Lucas Ivoglo Castro 13 de junho de 2020

De uma canção dos Beatles, vem a alcunha do Villarreal, um dos clubes mais tradicionais do futebol espanhol. Não tão grande quanto Barcelona e Real Madrid, mas respeitado como poucos, o “submarino amarelo” fez uma campanha marcante na temporada 2005/06, quando chegou à semifinal da Liga dos Campeões e foi eliminado pelo Arsenal. Mas antes disso acontecer, o time de El Madrigal não era nada badalado, tampouco conhecido e só foi estrear na elite do futebol espanhol em 1998, após 65 anos de sua fundação.

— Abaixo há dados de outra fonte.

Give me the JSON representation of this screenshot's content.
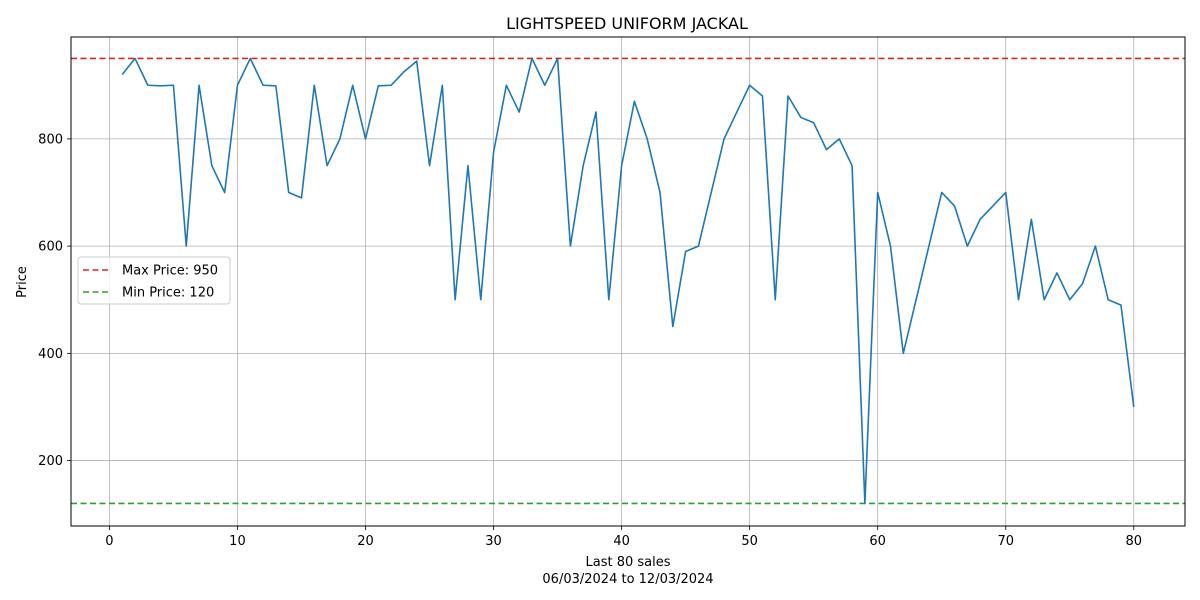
{
  "chart_data": {
    "type": "line",
    "title": "LIGHTSPEED UNIFORM JACKAL",
    "xlabel": "Last 80 sales",
    "xlabel_sub": "06/03/2024 to 12/03/2024",
    "ylabel": "Price",
    "xlim": [
      -3,
      84
    ],
    "ylim": [
      78,
      990
    ],
    "xticks": [
      0,
      10,
      20,
      30,
      40,
      50,
      60,
      70,
      80
    ],
    "yticks": [
      200,
      400,
      600,
      800
    ],
    "grid": true,
    "legend_position": "center-left",
    "series": [
      {
        "color": "#1f77b4",
        "x": [
          1,
          2,
          3,
          4,
          5,
          6,
          7,
          8,
          9,
          10,
          11,
          12,
          13,
          14,
          15,
          16,
          17,
          18,
          19,
          20,
          21,
          22,
          23,
          24,
          25,
          26,
          27,
          28,
          29,
          30,
          31,
          32,
          33,
          34,
          35,
          36,
          37,
          38,
          39,
          40,
          41,
          42,
          43,
          44,
          45,
          46,
          47,
          48,
          49,
          50,
          51,
          52,
          53,
          54,
          55,
          56,
          57,
          58,
          59,
          60,
          61,
          62,
          63,
          64,
          65,
          66,
          67,
          68,
          69,
          70,
          71,
          72,
          73,
          74,
          75,
          76,
          77,
          78,
          79,
          80
        ],
        "values": [
          920,
          950,
          900,
          899,
          900,
          600,
          900,
          750,
          700,
          900,
          950,
          900,
          899,
          700,
          690,
          900,
          750,
          800,
          900,
          800,
          899,
          900,
          925,
          945,
          750,
          900,
          500,
          750,
          500,
          775,
          900,
          850,
          950,
          900,
          950,
          600,
          750,
          850,
          500,
          750,
          870,
          800,
          700,
          450,
          590,
          600,
          700,
          800,
          850,
          900,
          880,
          500,
          880,
          840,
          830,
          780,
          800,
          750,
          120,
          700,
          600,
          400,
          500,
          600,
          700,
          675,
          600,
          650,
          675,
          700,
          500,
          650,
          500,
          550,
          500,
          530,
          600,
          500,
          490,
          300
        ]
      }
    ],
    "reference_lines": [
      {
        "name": "Max Price: 950",
        "value": 950,
        "color": "#d62728",
        "style": "dashed"
      },
      {
        "name": "Min Price: 120",
        "value": 120,
        "color": "#2ca02c",
        "style": "dashed"
      }
    ]
  }
}
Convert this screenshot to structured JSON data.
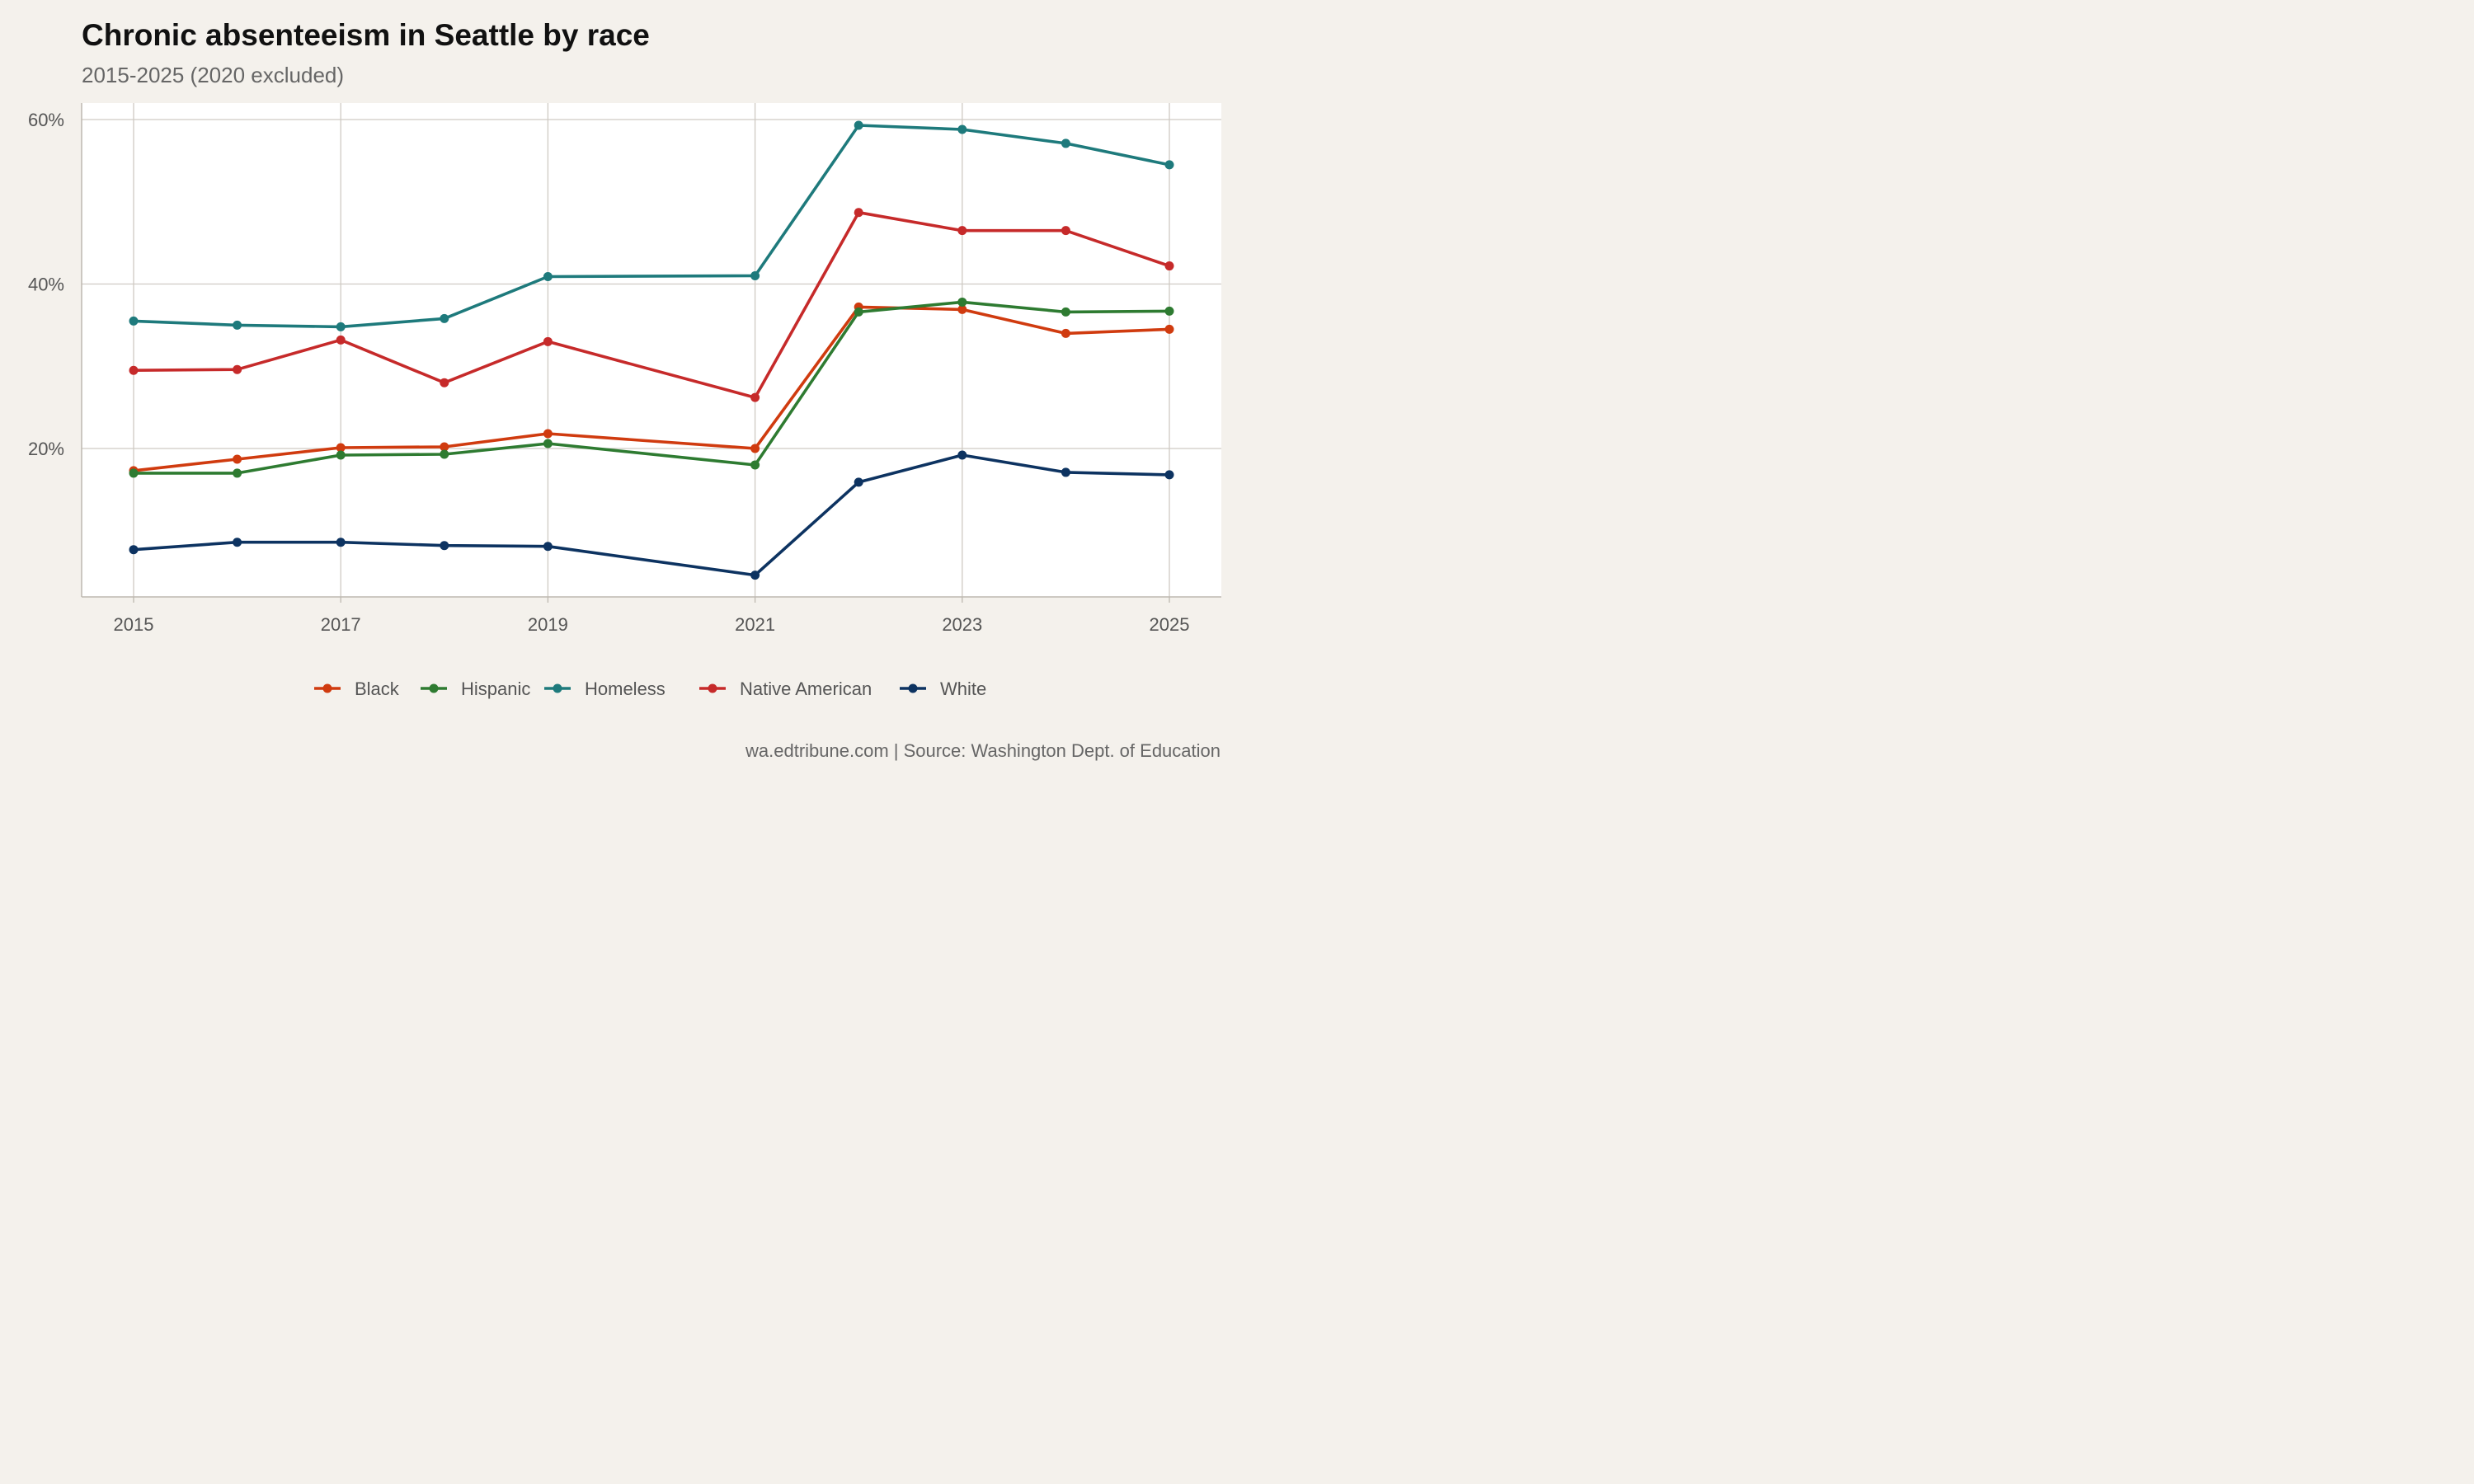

Entretanto, seu debute na primeira divisão espanhola não foi como se esperava, ainda que tenha sido um momento histórico, “Los Amarillos” acabaram rebaixados para a segunda divisão novamente, amargando a 18ª colocação do campeonato. Mas seu retorno estava com data marcada, na temporada 1999/00, a equipe da província de Castelló conseguiu sua classificação na divisão de acesso para a principal e começaria uma história surpreendente em território nacional e, posteriormente, continental.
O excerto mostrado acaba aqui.